Kamikaze defense – definition and meaning
A kamikaze defense occurs when the target company in a hostile bid makes itself less attractive. The company may do this by either selling off some assets or making acquisitions that put off the hostile bidder. It is a defense strategy against corporate raiders that target companies sometimes use. Another kamikaze defense strategy is for the target company to increase its debt load. It may also reduce its available cash.
A hostile bid is a situation in which a company wants to buy another company, but the target company is not happy. The target company does not want the bidder to acquire it. If the bidder succeeds, we call it a hostile takeover.
There are several different strategies the target company can take. For example, there is the sale of the crown jewels strategy or the Fatman strategy. There is also the scorched earth strategy.
– The Fatman Strategy involves buying other companies or assets to make the target company appear fat and bloated. For example, the target company may make an acquisition that significantly raises its debt load.
– The Sale of the Crown Jewels Strategy means selling off the company’s most coveted and prized assets. This reduces its attractiveness to the corporate raider.
– The Scorched Earth Policy in business is similar to the military strategy. Retreating armies destroy crops and infrastructure so that the invaders cannot use them. In business, the target company sells off assets, takes on high debts, or takes other measures.
In other words, with a scorched earth policy, the company makes sure that the hostile bidder cannot get what it is seeking.
All the kamikaze defense strategies have one thing in common. They all aim to make the target company less appealing. In other words, to put off the hostile bidder.
MBASkool.com says the following regarding the term:
“It is a type of defense mechanism used by the target company of a hostile takeover to prevent itself being acquired by another company.”
Kamikaze defense – origin
The term kamikaze (神風) means ‘divine wind’ or ‘divine spirit’ in Japanese. In World War II, Kamikaze were military aviators who initiated suicide attacks for the Empire of Japan.

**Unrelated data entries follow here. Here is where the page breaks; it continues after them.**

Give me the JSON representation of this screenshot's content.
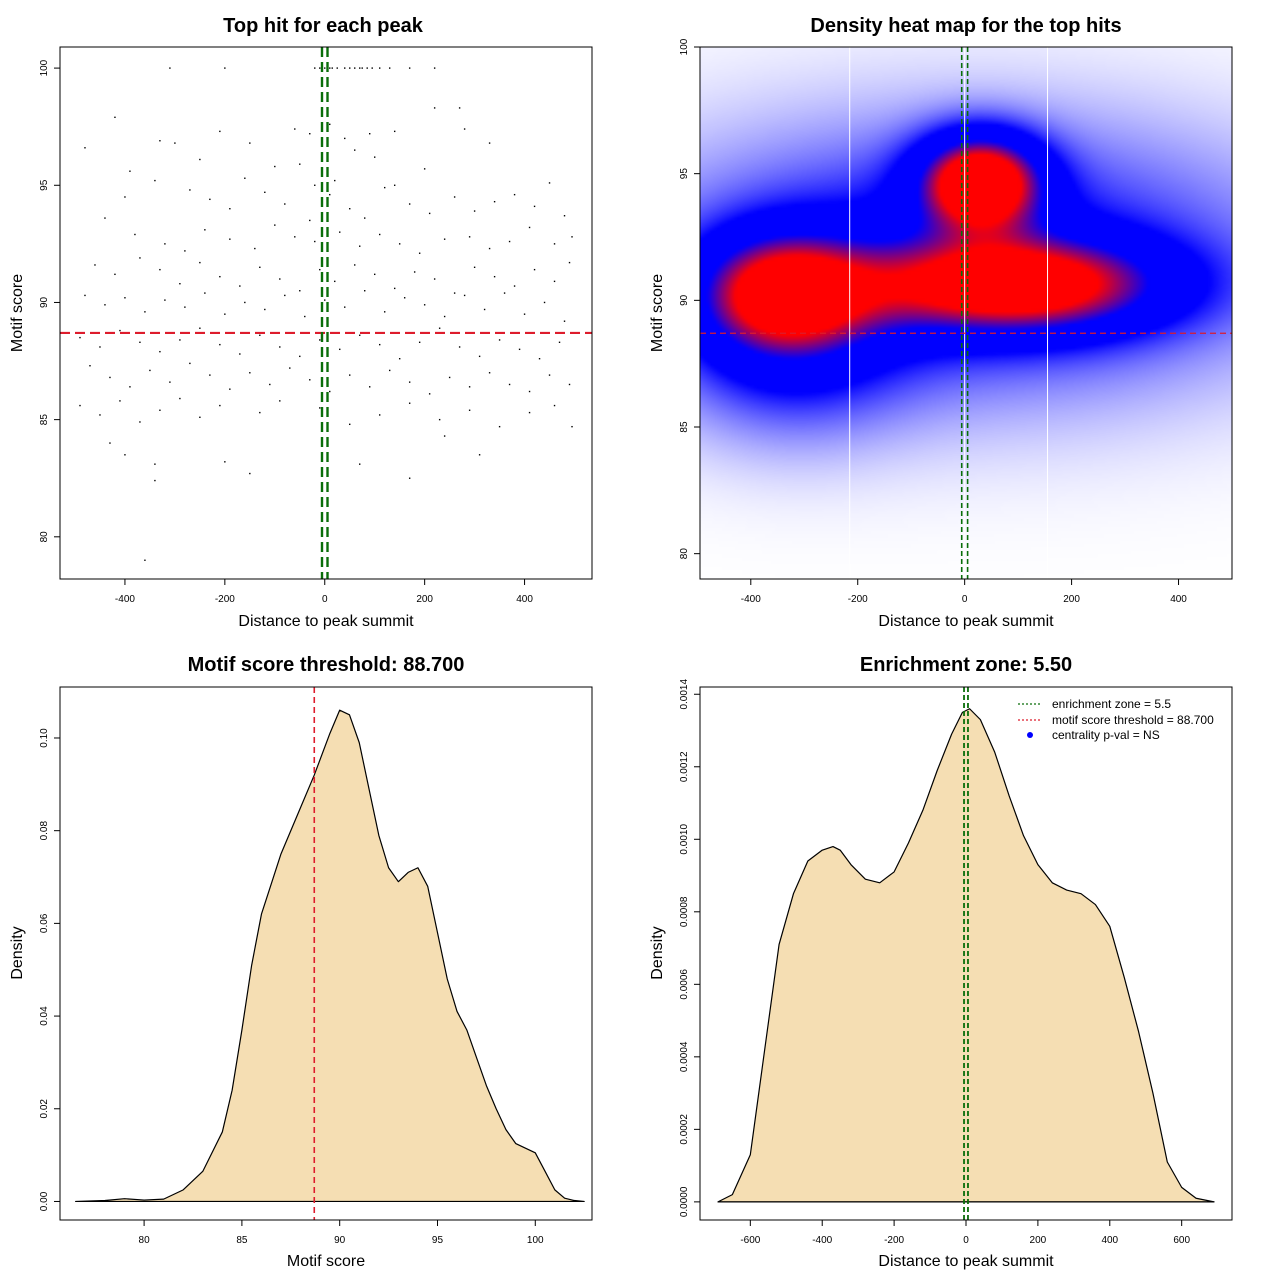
{
  "chart_data": [
    {
      "type": "scatter",
      "title": "Top hit for each peak",
      "xlabel": "Distance to peak summit",
      "ylabel": "Motif score",
      "xlim": [
        -530,
        535
      ],
      "ylim": [
        78.2,
        100.9
      ],
      "x_ticks": [
        -400,
        -200,
        0,
        200,
        400
      ],
      "y_ticks": [
        80,
        85,
        90,
        95,
        100
      ],
      "score_threshold": 88.7,
      "enrichment_zone": [
        -5.5,
        5.5
      ],
      "threshold_color": "#dd1c2c",
      "zone_color": "#0a6e0a",
      "point_color": "#000000",
      "points": [
        [
          -310,
          100
        ],
        [
          -200,
          100
        ],
        [
          -20,
          100
        ],
        [
          -10,
          100
        ],
        [
          -5,
          100
        ],
        [
          0,
          100
        ],
        [
          5,
          100
        ],
        [
          10,
          100
        ],
        [
          15,
          100
        ],
        [
          25,
          100
        ],
        [
          40,
          100
        ],
        [
          50,
          100
        ],
        [
          60,
          100
        ],
        [
          70,
          100
        ],
        [
          75,
          100
        ],
        [
          85,
          100
        ],
        [
          95,
          100
        ],
        [
          110,
          100
        ],
        [
          130,
          100
        ],
        [
          170,
          100
        ],
        [
          220,
          100
        ],
        [
          -420,
          97.9
        ],
        [
          -210,
          97.3
        ],
        [
          -60,
          97.4
        ],
        [
          -30,
          97.2
        ],
        [
          10,
          97.6
        ],
        [
          40,
          97.0
        ],
        [
          90,
          97.2
        ],
        [
          140,
          97.3
        ],
        [
          220,
          98.3
        ],
        [
          270,
          98.3
        ],
        [
          280,
          97.4
        ],
        [
          330,
          96.8
        ],
        [
          -480,
          96.6
        ],
        [
          -390,
          95.6
        ],
        [
          -330,
          96.9
        ],
        [
          -300,
          96.8
        ],
        [
          -250,
          96.1
        ],
        [
          -150,
          96.8
        ],
        [
          -100,
          95.8
        ],
        [
          -50,
          95.9
        ],
        [
          -20,
          95.0
        ],
        [
          20,
          95.2
        ],
        [
          60,
          96.5
        ],
        [
          100,
          96.2
        ],
        [
          140,
          95.0
        ],
        [
          200,
          95.7
        ],
        [
          -400,
          94.5
        ],
        [
          -340,
          95.2
        ],
        [
          -270,
          94.8
        ],
        [
          -230,
          94.4
        ],
        [
          -190,
          94.0
        ],
        [
          -160,
          95.3
        ],
        [
          -120,
          94.7
        ],
        [
          -80,
          94.2
        ],
        [
          -30,
          93.5
        ],
        [
          10,
          94.6
        ],
        [
          50,
          94.0
        ],
        [
          80,
          93.6
        ],
        [
          120,
          94.9
        ],
        [
          170,
          94.2
        ],
        [
          210,
          93.8
        ],
        [
          260,
          94.5
        ],
        [
          300,
          93.9
        ],
        [
          340,
          94.3
        ],
        [
          380,
          94.6
        ],
        [
          420,
          94.1
        ],
        [
          450,
          95.1
        ],
        [
          480,
          93.7
        ],
        [
          -440,
          93.6
        ],
        [
          -380,
          92.9
        ],
        [
          -320,
          92.5
        ],
        [
          -280,
          92.2
        ],
        [
          -240,
          93.1
        ],
        [
          -190,
          92.7
        ],
        [
          -140,
          92.3
        ],
        [
          -100,
          93.3
        ],
        [
          -60,
          92.8
        ],
        [
          -20,
          92.6
        ],
        [
          30,
          93.0
        ],
        [
          70,
          92.4
        ],
        [
          110,
          92.9
        ],
        [
          150,
          92.5
        ],
        [
          190,
          92.1
        ],
        [
          240,
          92.7
        ],
        [
          290,
          92.8
        ],
        [
          330,
          92.3
        ],
        [
          370,
          92.6
        ],
        [
          410,
          93.2
        ],
        [
          460,
          92.5
        ],
        [
          495,
          92.8
        ],
        [
          -460,
          91.6
        ],
        [
          -420,
          91.2
        ],
        [
          -370,
          91.9
        ],
        [
          -330,
          91.4
        ],
        [
          -290,
          90.8
        ],
        [
          -250,
          91.7
        ],
        [
          -210,
          91.1
        ],
        [
          -170,
          90.7
        ],
        [
          -130,
          91.5
        ],
        [
          -90,
          91.0
        ],
        [
          -50,
          90.5
        ],
        [
          -10,
          91.4
        ],
        [
          20,
          90.9
        ],
        [
          60,
          91.6
        ],
        [
          100,
          91.2
        ],
        [
          140,
          90.6
        ],
        [
          180,
          91.3
        ],
        [
          220,
          91.0
        ],
        [
          260,
          90.4
        ],
        [
          300,
          91.5
        ],
        [
          340,
          91.1
        ],
        [
          380,
          90.7
        ],
        [
          420,
          91.4
        ],
        [
          460,
          90.9
        ],
        [
          490,
          91.7
        ],
        [
          -480,
          90.3
        ],
        [
          -440,
          89.9
        ],
        [
          -400,
          90.2
        ],
        [
          -360,
          89.6
        ],
        [
          -320,
          90.1
        ],
        [
          -280,
          89.8
        ],
        [
          -240,
          90.4
        ],
        [
          -200,
          89.5
        ],
        [
          -160,
          90.0
        ],
        [
          -120,
          89.7
        ],
        [
          -80,
          90.3
        ],
        [
          -40,
          89.4
        ],
        [
          0,
          90.1
        ],
        [
          40,
          89.8
        ],
        [
          80,
          90.5
        ],
        [
          120,
          89.6
        ],
        [
          160,
          90.2
        ],
        [
          200,
          89.9
        ],
        [
          240,
          89.4
        ],
        [
          280,
          90.3
        ],
        [
          320,
          89.7
        ],
        [
          360,
          90.4
        ],
        [
          400,
          89.5
        ],
        [
          440,
          90.0
        ],
        [
          480,
          89.2
        ],
        [
          -490,
          88.5
        ],
        [
          -450,
          88.1
        ],
        [
          -410,
          88.8
        ],
        [
          -370,
          88.3
        ],
        [
          -330,
          87.9
        ],
        [
          -290,
          88.4
        ],
        [
          -250,
          88.9
        ],
        [
          -210,
          88.2
        ],
        [
          -170,
          87.8
        ],
        [
          -130,
          88.6
        ],
        [
          -90,
          88.1
        ],
        [
          -50,
          87.7
        ],
        [
          -10,
          88.4
        ],
        [
          30,
          88.0
        ],
        [
          70,
          88.6
        ],
        [
          110,
          88.2
        ],
        [
          150,
          87.6
        ],
        [
          190,
          88.3
        ],
        [
          230,
          88.9
        ],
        [
          270,
          88.1
        ],
        [
          310,
          87.7
        ],
        [
          350,
          88.4
        ],
        [
          390,
          88.0
        ],
        [
          430,
          87.6
        ],
        [
          470,
          88.3
        ],
        [
          -470,
          87.3
        ],
        [
          -430,
          86.8
        ],
        [
          -390,
          86.4
        ],
        [
          -350,
          87.1
        ],
        [
          -310,
          86.6
        ],
        [
          -270,
          87.4
        ],
        [
          -230,
          86.9
        ],
        [
          -190,
          86.3
        ],
        [
          -150,
          87.0
        ],
        [
          -110,
          86.5
        ],
        [
          -70,
          87.2
        ],
        [
          -30,
          86.7
        ],
        [
          10,
          86.2
        ],
        [
          50,
          86.9
        ],
        [
          90,
          86.4
        ],
        [
          130,
          87.1
        ],
        [
          170,
          86.6
        ],
        [
          210,
          86.1
        ],
        [
          250,
          86.8
        ],
        [
          290,
          86.4
        ],
        [
          330,
          87.0
        ],
        [
          370,
          86.5
        ],
        [
          410,
          86.2
        ],
        [
          450,
          86.9
        ],
        [
          490,
          86.5
        ],
        [
          -490,
          85.6
        ],
        [
          -450,
          85.2
        ],
        [
          -410,
          85.8
        ],
        [
          -370,
          84.9
        ],
        [
          -330,
          85.4
        ],
        [
          -290,
          85.9
        ],
        [
          -250,
          85.1
        ],
        [
          -210,
          85.6
        ],
        [
          -130,
          85.3
        ],
        [
          -90,
          85.8
        ],
        [
          -10,
          85.5
        ],
        [
          50,
          84.8
        ],
        [
          110,
          85.2
        ],
        [
          170,
          85.7
        ],
        [
          230,
          85.0
        ],
        [
          290,
          85.4
        ],
        [
          350,
          84.7
        ],
        [
          410,
          85.3
        ],
        [
          460,
          85.6
        ],
        [
          495,
          84.7
        ],
        [
          -430,
          84.0
        ],
        [
          -400,
          83.5
        ],
        [
          -340,
          83.1
        ],
        [
          -340,
          82.4
        ],
        [
          -200,
          83.2
        ],
        [
          -150,
          82.7
        ],
        [
          -5,
          82.6
        ],
        [
          70,
          83.1
        ],
        [
          170,
          82.5
        ],
        [
          240,
          84.3
        ],
        [
          310,
          83.5
        ],
        [
          -360,
          79.0
        ]
      ]
    },
    {
      "type": "heatmap",
      "title": "Density heat map for the top hits",
      "xlabel": "Distance to peak summit",
      "ylabel": "Motif score",
      "xlim": [
        -495,
        500
      ],
      "ylim": [
        79.0,
        100.0
      ],
      "x_ticks": [
        -400,
        -200,
        0,
        200,
        400
      ],
      "y_ticks": [
        80,
        85,
        90,
        95,
        100
      ],
      "score_threshold": 88.7,
      "enrichment_zone": [
        -5.5,
        5.5
      ],
      "white_lines_x": [
        -215,
        0,
        155
      ],
      "threshold_color": "#dd1c2c",
      "zone_color": "#0a6e0a",
      "color_low": "#ffffff",
      "color_mid": "#0000ff",
      "color_high": "#ff0000",
      "density_peaks": [
        {
          "x": 30,
          "y": 94.7,
          "sx": 80,
          "sy": 1.3,
          "w": 1.0
        },
        {
          "x": -340,
          "y": 90.3,
          "sx": 110,
          "sy": 1.6,
          "w": 0.72
        },
        {
          "x": 100,
          "y": 90.6,
          "sx": 190,
          "sy": 1.3,
          "w": 0.82
        },
        {
          "x": 0,
          "y": 91.5,
          "sx": 420,
          "sy": 3.8,
          "w": 0.42
        },
        {
          "x": -330,
          "y": 88.3,
          "sx": 150,
          "sy": 2.6,
          "w": 0.28
        }
      ]
    },
    {
      "type": "area",
      "title": "Motif score threshold: 88.700",
      "xlabel": "Motif score",
      "ylabel": "Density",
      "xlim": [
        75.7,
        102.9
      ],
      "ylim": [
        -0.004,
        0.111
      ],
      "x_ticks": [
        80,
        85,
        90,
        95,
        100
      ],
      "y_ticks": [
        0.0,
        0.02,
        0.04,
        0.06,
        0.08,
        0.1
      ],
      "y_tick_labels": [
        "0.00",
        "0.02",
        "0.04",
        "0.06",
        "0.08",
        "0.10"
      ],
      "threshold": 88.7,
      "threshold_color": "#dd1c2c",
      "fill_color": "#f5deb3",
      "x": [
        76.5,
        78.0,
        79.0,
        80.0,
        81.0,
        82.0,
        83.0,
        84.0,
        84.5,
        85.0,
        85.5,
        86.0,
        87.0,
        88.0,
        88.7,
        89.5,
        90.0,
        90.5,
        91.0,
        91.5,
        92.0,
        92.5,
        93.0,
        93.5,
        94.0,
        94.5,
        95.0,
        95.5,
        96.0,
        96.5,
        97.0,
        97.5,
        98.0,
        98.5,
        99.0,
        99.5,
        100.0,
        100.5,
        101.0,
        101.5,
        102.0,
        102.5
      ],
      "y": [
        0.0,
        0.0002,
        0.0006,
        0.0003,
        0.0005,
        0.0025,
        0.0065,
        0.015,
        0.024,
        0.037,
        0.051,
        0.062,
        0.075,
        0.085,
        0.092,
        0.101,
        0.106,
        0.105,
        0.099,
        0.089,
        0.079,
        0.072,
        0.069,
        0.071,
        0.072,
        0.068,
        0.058,
        0.048,
        0.041,
        0.037,
        0.031,
        0.025,
        0.02,
        0.0155,
        0.0125,
        0.0115,
        0.0105,
        0.0065,
        0.0025,
        0.0007,
        0.0002,
        0.0
      ]
    },
    {
      "type": "area",
      "title": "Enrichment zone: 5.50",
      "xlabel": "Distance to peak summit",
      "ylabel": "Density",
      "xlim": [
        -740,
        740
      ],
      "ylim": [
        -5e-05,
        0.00142
      ],
      "x_ticks": [
        -600,
        -400,
        -200,
        0,
        200,
        400,
        600
      ],
      "y_ticks": [
        0.0,
        0.0002,
        0.0004,
        0.0006,
        0.0008,
        0.001,
        0.0012,
        0.0014
      ],
      "y_tick_labels": [
        "0.0000",
        "0.0002",
        "0.0004",
        "0.0006",
        "0.0008",
        "0.0010",
        "0.0012",
        "0.0014"
      ],
      "enrichment_zone": [
        -5.5,
        5.5
      ],
      "zone_color": "#0a6e0a",
      "fill_color": "#f5deb3",
      "x": [
        -690,
        -650,
        -600,
        -560,
        -520,
        -480,
        -440,
        -400,
        -370,
        -350,
        -320,
        -280,
        -240,
        -200,
        -160,
        -120,
        -80,
        -40,
        -10,
        10,
        40,
        80,
        120,
        160,
        200,
        240,
        280,
        320,
        360,
        400,
        440,
        480,
        520,
        560,
        600,
        640,
        690
      ],
      "y": [
        0.0,
        2e-05,
        0.00013,
        0.00042,
        0.00071,
        0.00085,
        0.00094,
        0.00097,
        0.00098,
        0.00097,
        0.00093,
        0.00089,
        0.00088,
        0.00091,
        0.00099,
        0.00108,
        0.00119,
        0.00129,
        0.00135,
        0.00136,
        0.00133,
        0.00124,
        0.00112,
        0.00101,
        0.00093,
        0.00088,
        0.00086,
        0.00085,
        0.00082,
        0.00076,
        0.00062,
        0.00047,
        0.0003,
        0.00011,
        4e-05,
        1e-05,
        0.0
      ],
      "legend": [
        {
          "label": "enrichment zone = 5.5",
          "kind": "line",
          "color": "#0a6e0a"
        },
        {
          "label": "motif score threshold = 88.700",
          "kind": "line",
          "color": "#dd1c2c"
        },
        {
          "label": "centrality p-val = NS",
          "kind": "point",
          "color": "#0000ff"
        }
      ]
    }
  ]
}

Japanese pilots would crash their airplanes into Allied naval vessels. However, they would not bail out. In other words, the airplanes would crash into ships with their pilots still inside them.
Kamikaze attacks during WWII cost many human lives. Approximately 3,862 Japanese pilots killed themselves crashing their airplanes into Allied ships. More than 7,000 navy personnel lost their lives due to kamikaze attacks.
Kamikaze defense – last resort
A kamikaze defense strategy may be a quasi-suicidal move. Put simply, the company, by trying to make itself unattractive, might damage itself severely. It is a highly risky strategy. Therefore, it is an option of last resort.
However, unlike WWII pilots, when a company opts for a kamikaze strategy, it does not want to die. It is not really a suicide mission.
The company just hopes to make itself unattractive enough to make the hostile bidder go away.